The hallway on our second floor is strewn with my son’s toys, all of which have been left in the exact positions they were last held in play in the moments before the call to the bath or to the table. There is no thought, of course, given to bare feet making their way from bedroom to bath in the dark of an early winter morning.

This morning, I stumble through a landscape of jungle animals: brown hippos and a white rhinoceros lay on their sides. Several grey elephants stand nearby, their trunks raised. Just ahead of them, there is a line of tiny warriors facing the bathroom door, some with shields raised, some with arrows poised for flight. He still calls them “worriers” – and I do not have the heart to correct him – when he explains the scene to me later in his halting and protracted narration:

“The worriers are going to battle because…the worriers are…Mommy, the worriers are going to battle because…they are going to battle because the aliens came.
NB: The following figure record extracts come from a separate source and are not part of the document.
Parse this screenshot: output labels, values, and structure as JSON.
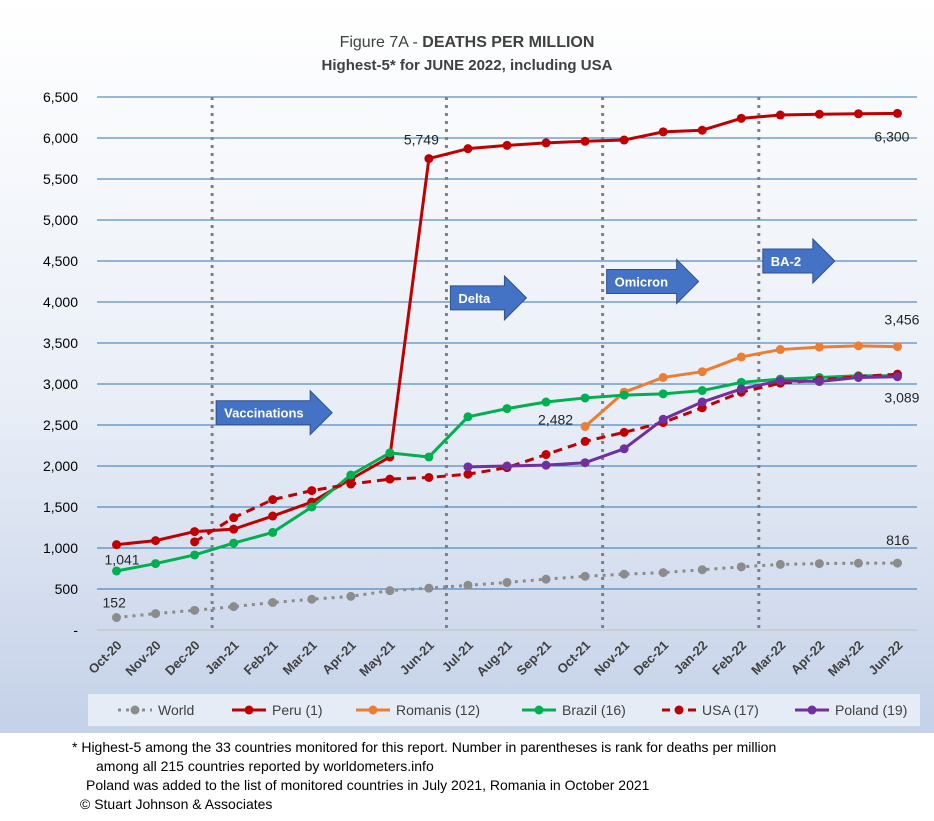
{
  "chart_data": {
    "type": "line",
    "title_prefix": "Figure 7A - ",
    "title_bold": "DEATHS PER MILLION",
    "subtitle": "Highest-5* for JUNE 2022, including USA",
    "categories": [
      "Oct-20",
      "Nov-20",
      "Dec-20",
      "Jan-21",
      "Feb-21",
      "Mar-21",
      "Apr-21",
      "May-21",
      "Jun-21",
      "Jul-21",
      "Aug-21",
      "Sep-21",
      "Oct-21",
      "Nov-21",
      "Dec-21",
      "Jan-22",
      "Feb-22",
      "Mar-22",
      "Apr-22",
      "May-22",
      "Jun-22"
    ],
    "ylim": [
      0,
      6500
    ],
    "yticks": [
      0,
      500,
      1000,
      1500,
      2000,
      2500,
      3000,
      3500,
      4000,
      4500,
      5000,
      5500,
      6000,
      6500
    ],
    "ytick_labels": [
      "-",
      "500",
      "1,000",
      "1,500",
      "2,000",
      "2,500",
      "3,000",
      "3,500",
      "4,000",
      "4,500",
      "5,000",
      "5,500",
      "6,000",
      "6,500"
    ],
    "grid": true,
    "legend_position": "bottom",
    "series": [
      {
        "name": "World",
        "color": "#8c8c8c",
        "style": "dotted",
        "values": [
          152,
          200,
          240,
          285,
          335,
          375,
          410,
          480,
          510,
          545,
          580,
          620,
          655,
          680,
          700,
          735,
          770,
          800,
          810,
          815,
          816
        ]
      },
      {
        "name": "Peru (1)",
        "color": "#c00000",
        "style": "solid",
        "values": [
          1041,
          1090,
          1200,
          1230,
          1390,
          1560,
          1840,
          2110,
          5749,
          5870,
          5910,
          5940,
          5960,
          5975,
          6075,
          6095,
          6240,
          6280,
          6290,
          6295,
          6300
        ]
      },
      {
        "name": "Romanis (12)",
        "color": "#ed7d31",
        "style": "solid",
        "values": [
          null,
          null,
          null,
          null,
          null,
          null,
          null,
          null,
          null,
          null,
          null,
          null,
          2482,
          2900,
          3080,
          3150,
          3330,
          3420,
          3450,
          3465,
          3456
        ]
      },
      {
        "name": "Brazil (16)",
        "color": "#00b050",
        "style": "solid",
        "values": [
          720,
          810,
          915,
          1060,
          1190,
          1500,
          1890,
          2160,
          2110,
          2600,
          2700,
          2780,
          2830,
          2865,
          2880,
          2920,
          3020,
          3060,
          3080,
          3100,
          3100
        ]
      },
      {
        "name": "USA (17)",
        "color": "#c00000",
        "style": "dashed",
        "values": [
          null,
          null,
          1075,
          1370,
          1590,
          1700,
          1780,
          1840,
          1860,
          1900,
          1980,
          2140,
          2300,
          2410,
          2530,
          2710,
          2900,
          3010,
          3050,
          3090,
          3120
        ]
      },
      {
        "name": "Poland (19)",
        "color": "#7030a0",
        "style": "solid",
        "values": [
          null,
          null,
          null,
          null,
          null,
          null,
          null,
          null,
          null,
          1990,
          2000,
          2010,
          2040,
          2210,
          2570,
          2780,
          2940,
          3040,
          3030,
          3080,
          3089
        ]
      }
    ],
    "annotations": [
      {
        "text": "5,749",
        "x": "Jun-21",
        "y": 5749
      },
      {
        "text": "6,300",
        "x": "Jun-22",
        "y": 6300
      },
      {
        "text": "3,456",
        "x": "Jun-22",
        "y": 3456
      },
      {
        "text": "3,089",
        "x": "Jun-22",
        "y": 3089
      },
      {
        "text": "2,482",
        "x": "Oct-21",
        "y": 2482
      },
      {
        "text": "816",
        "x": "Jun-22",
        "y": 816
      },
      {
        "text": "1,041",
        "x": "Oct-20",
        "y": 1041
      },
      {
        "text": "152",
        "x": "Oct-20",
        "y": 152
      }
    ],
    "vlines": [
      "Jan-21",
      "Jul-21",
      "Nov-21",
      "Mar-22"
    ],
    "arrows": [
      {
        "text": "Vaccinations",
        "x": "Jan-21",
        "y": 2650
      },
      {
        "text": "Delta",
        "x": "Jul-21",
        "y": 4050
      },
      {
        "text": "Omicron",
        "x": "Nov-21",
        "y": 4250
      },
      {
        "text": "BA-2",
        "x": "Mar-22",
        "y": 4500
      }
    ]
  },
  "footnotes": [
    "* Highest-5 among the 33 countries monitored for this report. Number in parentheses is rank for deaths per million",
    "among all 215 countries reported by worldometers.info",
    "Poland was added to the list of monitored countries in July 2021, Romania in October 2021",
    "© Stuart Johnson & Associates"
  ]
}
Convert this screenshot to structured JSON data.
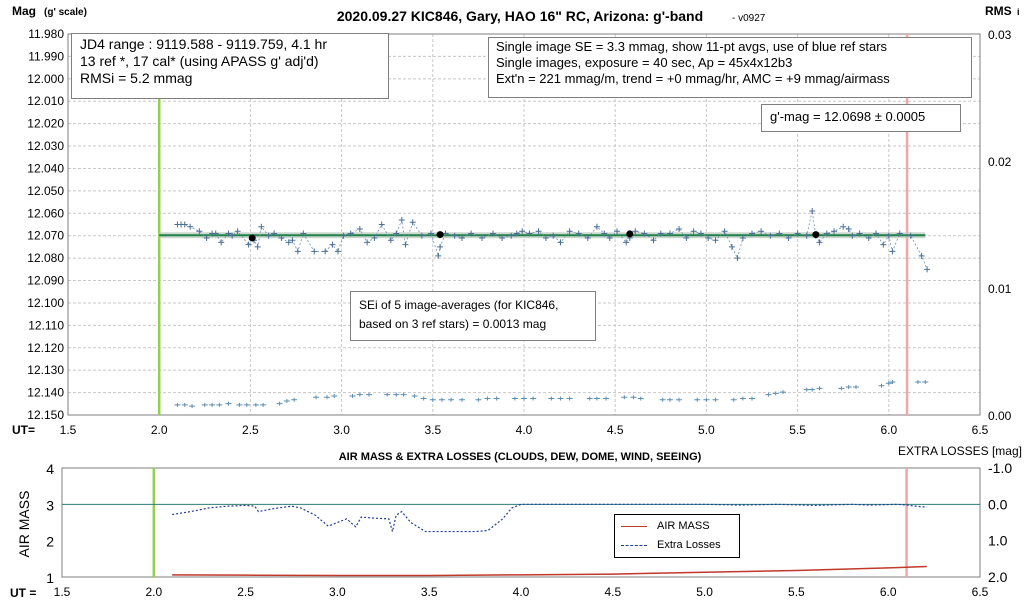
{
  "top": {
    "title": "2020.09.27 KIC846, Gary, HAO 16\" RC, Arizona: g'-band",
    "version": "- v0927",
    "y_label_main": "Mag",
    "y_label_sub": "(g' scale)",
    "right_axis_label": "RMS",
    "right_axis_suffix": "i",
    "x_label": "UT=",
    "info_left": [
      "JD4 range : 9119.588 - 9119.759,  4.1  hr",
      "13 ref *, 17 cal* (using APASS g' adj'd)",
      "RMSi = 5.2 mmag"
    ],
    "info_right": [
      "Single image SE = 3.3 mmag, show  11-pt avgs, use of blue ref stars",
      "Single images, exposure = 40 sec, Ap = 45x4x12b3",
      "Ext'n = 221 mmag/m, trend =  +0 mmag/hr, AMC = +9 mmag/airmass"
    ],
    "gmag_box": "g'-mag = 12.0698 ± 0.0005",
    "sei_box": [
      "SEi of 5 image-averages (for KIC846,",
      "based on 3 ref stars) = 0.0013 mag"
    ],
    "y_ticks": [
      "11.980",
      "11.990",
      "12.000",
      "12.010",
      "12.020",
      "12.030",
      "12.040",
      "12.050",
      "12.060",
      "12.070",
      "12.080",
      "12.090",
      "12.100",
      "12.110",
      "12.120",
      "12.130",
      "12.140",
      "12.150"
    ],
    "x_ticks": [
      "1.5",
      "2.0",
      "2.5",
      "3.0",
      "3.5",
      "4.0",
      "4.5",
      "5.0",
      "5.5",
      "6.0",
      "6.5"
    ],
    "right_ticks": [
      "0.03",
      "0.02",
      "0.01",
      "0.00"
    ]
  },
  "bottom": {
    "title": "AIR MASS & EXTRA LOSSES (CLOUDS, DEW, DOME, WIND, SEEING)",
    "right_axis_label": "EXTRA LOSSES [mag]",
    "y_label": "AIR MASS",
    "x_label": "UT =",
    "y_ticks": [
      "4",
      "3",
      "2",
      "1"
    ],
    "right_ticks": [
      "-1.0",
      "0.0",
      "1.0",
      "2.0"
    ],
    "x_ticks": [
      "1.5",
      "2.0",
      "2.5",
      "3.0",
      "3.5",
      "4.0",
      "4.5",
      "5.0",
      "5.5",
      "6.0",
      "6.5"
    ],
    "legend": [
      {
        "label": "AIR MASS",
        "color": "#c0392b",
        "dash": "solid"
      },
      {
        "label": "Extra Losses",
        "color": "#1f3c99",
        "dash": "dashed"
      }
    ]
  },
  "chart_data": [
    {
      "type": "scatter",
      "title": "2020.09.27 KIC846, Gary, HAO 16\" RC, Arizona: g'-band",
      "xlabel": "UT=",
      "ylabel": "Mag (g' scale)",
      "xlim": [
        1.5,
        6.5
      ],
      "ylim": [
        11.98,
        12.15
      ],
      "y_inverted": true,
      "y2label": "RMSi",
      "y2lim": [
        0.0,
        0.03
      ],
      "vertical_lines": [
        {
          "x": 2.0,
          "color": "#92d050"
        },
        {
          "x": 6.1,
          "color": "#f4a6a6"
        }
      ],
      "series": [
        {
          "name": "single images",
          "color": "#6f8fb0",
          "x": [
            2.1,
            2.12,
            2.14,
            2.17,
            2.22,
            2.26,
            2.29,
            2.31,
            2.34,
            2.38,
            2.4,
            2.43,
            2.49,
            2.52,
            2.54,
            2.56,
            2.6,
            2.63,
            2.67,
            2.71,
            2.73,
            2.76,
            2.79,
            2.85,
            2.91,
            2.95,
            2.98,
            3.01,
            3.05,
            3.1,
            3.14,
            3.18,
            3.22,
            3.27,
            3.3,
            3.33,
            3.35,
            3.39,
            3.44,
            3.49,
            3.53,
            3.54,
            3.57,
            3.62,
            3.66,
            3.71,
            3.77,
            3.83,
            3.88,
            3.93,
            3.96,
            3.99,
            4.03,
            4.08,
            4.12,
            4.16,
            4.2,
            4.25,
            4.3,
            4.35,
            4.4,
            4.44,
            4.47,
            4.51,
            4.56,
            4.58,
            4.61,
            4.66,
            4.71,
            4.75,
            4.8,
            4.85,
            4.89,
            4.93,
            4.97,
            5.01,
            5.05,
            5.1,
            5.14,
            5.17,
            5.2,
            5.25,
            5.3,
            5.35,
            5.4,
            5.45,
            5.5,
            5.55,
            5.58,
            5.6,
            5.62,
            5.66,
            5.7,
            5.75,
            5.78,
            5.8,
            5.84,
            5.89,
            5.93,
            5.97,
            6.0,
            6.02,
            6.06,
            6.12,
            6.18,
            6.21
          ],
          "y": [
            12.065,
            12.065,
            12.065,
            12.066,
            12.068,
            12.071,
            12.069,
            12.069,
            12.073,
            12.069,
            12.07,
            12.068,
            12.074,
            12.072,
            12.075,
            12.066,
            12.07,
            12.069,
            12.071,
            12.073,
            12.072,
            12.077,
            12.069,
            12.077,
            12.077,
            12.074,
            12.077,
            12.07,
            12.069,
            12.067,
            12.073,
            12.071,
            12.065,
            12.072,
            12.069,
            12.063,
            12.074,
            12.064,
            12.07,
            12.069,
            12.079,
            12.075,
            12.069,
            12.07,
            12.071,
            12.069,
            12.071,
            12.069,
            12.071,
            12.07,
            12.069,
            12.068,
            12.069,
            12.068,
            12.071,
            12.07,
            12.073,
            12.068,
            12.069,
            12.071,
            12.066,
            12.069,
            12.071,
            12.068,
            12.073,
            12.071,
            12.068,
            12.069,
            12.072,
            12.069,
            12.069,
            12.067,
            12.071,
            12.068,
            12.069,
            12.071,
            12.072,
            12.068,
            12.075,
            12.08,
            12.071,
            12.069,
            12.068,
            12.07,
            12.069,
            12.071,
            12.069,
            12.07,
            12.059,
            12.07,
            12.073,
            12.069,
            12.068,
            12.066,
            12.067,
            12.07,
            12.069,
            12.071,
            12.069,
            12.074,
            12.07,
            12.077,
            12.069,
            12.07,
            12.079,
            12.085
          ]
        },
        {
          "name": "5-image averages",
          "color": "#000000",
          "x": [
            2.51,
            3.54,
            4.58,
            5.6
          ],
          "y": [
            12.071,
            12.0695,
            12.0692,
            12.0695
          ]
        },
        {
          "name": "g'-mag average",
          "color": "#1e8449",
          "x": [
            2.0,
            6.2
          ],
          "y": [
            12.0698,
            12.0698
          ]
        },
        {
          "name": "RMSi",
          "axis": "y2",
          "color": "#5b8fb3",
          "x": [
            2.1,
            2.14,
            2.18,
            2.25,
            2.29,
            2.33,
            2.38,
            2.44,
            2.48,
            2.53,
            2.57,
            2.66,
            2.7,
            2.74,
            2.86,
            2.92,
            2.96,
            3.06,
            3.1,
            3.15,
            3.25,
            3.3,
            3.34,
            3.4,
            3.45,
            3.5,
            3.55,
            3.6,
            3.66,
            3.75,
            3.8,
            3.85,
            3.95,
            4.0,
            4.05,
            4.15,
            4.2,
            4.25,
            4.36,
            4.4,
            4.45,
            4.55,
            4.6,
            4.64,
            4.76,
            4.8,
            4.85,
            4.95,
            5.0,
            5.05,
            5.15,
            5.2,
            5.25,
            5.34,
            5.38,
            5.42,
            5.55,
            5.58,
            5.62,
            5.74,
            5.78,
            5.82,
            5.96,
            6.0,
            6.02,
            6.16,
            6.2
          ],
          "y": [
            0.0008,
            0.0008,
            0.0007,
            0.0008,
            0.0008,
            0.0008,
            0.0009,
            0.0008,
            0.0008,
            0.0008,
            0.0008,
            0.0009,
            0.0011,
            0.0012,
            0.0014,
            0.0014,
            0.0015,
            0.0015,
            0.0016,
            0.0016,
            0.0016,
            0.0016,
            0.0016,
            0.0015,
            0.0013,
            0.0012,
            0.0012,
            0.0012,
            0.0012,
            0.0012,
            0.0013,
            0.0013,
            0.0013,
            0.0013,
            0.0013,
            0.0013,
            0.0013,
            0.0013,
            0.0013,
            0.0013,
            0.0013,
            0.0014,
            0.0014,
            0.0013,
            0.0012,
            0.0012,
            0.0012,
            0.0012,
            0.0012,
            0.0012,
            0.0012,
            0.0013,
            0.0013,
            0.0016,
            0.0017,
            0.0018,
            0.002,
            0.002,
            0.0021,
            0.0021,
            0.0022,
            0.0022,
            0.0023,
            0.0025,
            0.0026,
            0.0026,
            0.0026
          ]
        }
      ]
    },
    {
      "type": "line",
      "title": "AIR MASS & EXTRA LOSSES (CLOUDS, DEW, DOME, WIND, SEEING)",
      "xlabel": "UT =",
      "ylabel": "AIR MASS",
      "xlim": [
        1.5,
        6.5
      ],
      "ylim": [
        1,
        4
      ],
      "y2label": "EXTRA LOSSES [mag]",
      "y2lim": [
        -1.0,
        2.0
      ],
      "y2_inverted": true,
      "vertical_lines": [
        {
          "x": 2.0,
          "color": "#92d050"
        },
        {
          "x": 6.1,
          "color": "#f4a6a6"
        }
      ],
      "reference_line": {
        "axis": "y",
        "value": 3.0,
        "color": "#2e7d7a"
      },
      "series": [
        {
          "name": "AIR MASS",
          "color": "#c0392b",
          "axis": "y",
          "x": [
            2.1,
            2.5,
            3.0,
            3.5,
            4.0,
            4.5,
            5.0,
            5.5,
            6.0,
            6.21
          ],
          "y": [
            1.06,
            1.05,
            1.04,
            1.04,
            1.06,
            1.08,
            1.13,
            1.18,
            1.25,
            1.29
          ]
        },
        {
          "name": "Extra Losses",
          "color": "#1f3c99",
          "axis": "y2",
          "x": [
            2.1,
            2.2,
            2.3,
            2.4,
            2.5,
            2.55,
            2.57,
            2.65,
            2.75,
            2.8,
            2.88,
            2.95,
            3.05,
            3.1,
            3.13,
            3.2,
            3.28,
            3.3,
            3.32,
            3.35,
            3.4,
            3.48,
            3.55,
            3.65,
            3.75,
            3.82,
            3.9,
            3.95,
            4.0,
            4.1,
            4.2,
            4.4,
            4.6,
            4.8,
            5.0,
            5.2,
            5.4,
            5.6,
            5.8,
            5.9,
            6.05,
            6.1,
            6.15,
            6.21
          ],
          "y": [
            0.28,
            0.2,
            0.1,
            0.05,
            0.03,
            0.05,
            0.2,
            0.12,
            0.05,
            0.1,
            0.3,
            0.6,
            0.4,
            0.62,
            0.35,
            0.38,
            0.4,
            0.75,
            0.3,
            0.2,
            0.5,
            0.75,
            0.75,
            0.75,
            0.75,
            0.72,
            0.4,
            0.1,
            0.0,
            0.0,
            0.0,
            0.0,
            0.0,
            0.0,
            0.0,
            0.02,
            0.0,
            0.03,
            0.0,
            0.02,
            0.0,
            0.02,
            0.05,
            0.08
          ]
        }
      ]
    }
  ]
}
The aliens came…Mommy, the aliens came and…the aliens came and stealed all the babies of the animals and that’s why they are going to battle. To fight them and to bring back all the babies.”

“A reasonable response,” I assure him. I wonder briefly if I bear any personal responsibility for the fact that the idea of “worriers” is more familiar and accessible to him that that of “warriors,” and decide that I probably do.

Late last night, I get a message from K: “Took your advice. He spent the night. Lovely, lovely. XOXOXO”

I don’t recall giving that advice, exactly, but I decide not to be too concerned. I’ve got a legion of worriers on the job.